Herrscht in Riad ein Verbrecherregime, oder ist das Land ein verlässlicher Partner beim Handel und im Kampf gegen den Terrorismus? Fünf Thesen auf dem Prüfstand

„Saudi-Arabien will Krieg mit dem Iran“

Nein. Trotz der massiven anti-iranischen Rhetorik des Kronprinzen Mohammed bin Salman, der den Iran als Wurzel allen Übels in der Region bezeichnet und Revolutionsführer Ayatollah Khamenei als „neuen Hitler“ dämonisiert, wünscht sich niemand in Riad explizit einen Krieg. Zwar gilt Teheran in ­Saudi-Arabien seit der Revolution vor 40 Jahren als ärgster Konkurrent um die regionale Vormachtstellung am Golf. Man hat hier genau beobachtet, wie der Iran das nach dem Arabischen Frühling entstandene Machtvakuum ausgenutzt und seine Präsenz in der Region über die Hisbollah, die Huthis und iranische Milizen im Irak sowie die Unterstützung Bashar al-Assads in Syrien ausgeweitet hat. Dieses Eindringen in das direkte Einflussgebiet Saudi-Arabiens führte in Riad zu einer regelrechten „Iranoia“. Mit dem Abschluss des iranischen Nuklearabkommens sah sich die saudische Führung insbesondere durch die USA unter dem damaligen Präsidenten Barack Obama brüskiert und verraten, da ihrem Erzfeind hierdurch wieder eine Rückkehr auf das internationale Parkett erlaubt wurde, ohne dass der Iran seine interventionistische Regionalpolitik hätte revidieren müssen.

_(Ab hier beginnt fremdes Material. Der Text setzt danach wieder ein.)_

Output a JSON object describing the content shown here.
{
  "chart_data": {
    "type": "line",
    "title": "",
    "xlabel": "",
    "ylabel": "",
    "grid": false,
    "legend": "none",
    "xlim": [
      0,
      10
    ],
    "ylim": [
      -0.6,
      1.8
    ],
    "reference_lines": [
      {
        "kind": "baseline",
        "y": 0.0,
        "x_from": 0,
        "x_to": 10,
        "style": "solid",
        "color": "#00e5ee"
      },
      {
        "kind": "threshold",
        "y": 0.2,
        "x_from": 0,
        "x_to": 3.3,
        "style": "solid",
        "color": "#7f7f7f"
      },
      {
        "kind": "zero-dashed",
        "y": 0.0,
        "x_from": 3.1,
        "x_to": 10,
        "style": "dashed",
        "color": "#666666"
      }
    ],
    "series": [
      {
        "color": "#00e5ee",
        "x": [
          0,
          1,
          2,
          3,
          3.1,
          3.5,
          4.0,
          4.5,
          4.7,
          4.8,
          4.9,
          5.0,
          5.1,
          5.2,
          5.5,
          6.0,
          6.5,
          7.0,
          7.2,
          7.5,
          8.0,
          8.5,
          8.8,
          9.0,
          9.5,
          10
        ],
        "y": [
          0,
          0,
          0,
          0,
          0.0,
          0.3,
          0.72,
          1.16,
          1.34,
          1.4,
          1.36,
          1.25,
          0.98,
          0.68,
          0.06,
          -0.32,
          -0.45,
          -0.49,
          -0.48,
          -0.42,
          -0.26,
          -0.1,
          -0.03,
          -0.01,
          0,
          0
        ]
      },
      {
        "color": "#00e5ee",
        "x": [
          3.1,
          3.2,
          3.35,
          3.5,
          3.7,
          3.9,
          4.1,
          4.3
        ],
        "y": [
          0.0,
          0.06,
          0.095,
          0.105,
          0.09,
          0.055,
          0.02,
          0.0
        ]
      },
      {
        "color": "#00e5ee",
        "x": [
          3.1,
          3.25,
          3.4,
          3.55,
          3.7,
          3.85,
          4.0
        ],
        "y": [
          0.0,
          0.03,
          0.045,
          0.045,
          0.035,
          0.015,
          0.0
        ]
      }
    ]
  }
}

All das betrachtet Saudi-Arabien mit wachsender Sorge. Dennoch: Ein militärischer Konflikt würde die fragile direkte Nachbarschaft des Königreichs noch weiter destabilisieren und damit seine nationale Sicherheit gefährden. Zudem ist auch den meisten Experten im Königreich bewusst, dass eine offene Konfrontation kaum zu gewinnen wäre. Die iranischen Truppen dürften den saudischen an Kampferfahrung, Motivation und strategischem Geschick weit überlegen sein. Außerdem fürchtet sich das saudische Königshaus vor den iranischen Verbündeten in der Region – insbesondere vor der libanesischen Hisbollah und den jemenitischen Huthi-Rebellen, die aus saudischer Perspektive als Vasallen und Marionetten des Iran im Falle eines Krieges rasch mobilisiert werden könnten.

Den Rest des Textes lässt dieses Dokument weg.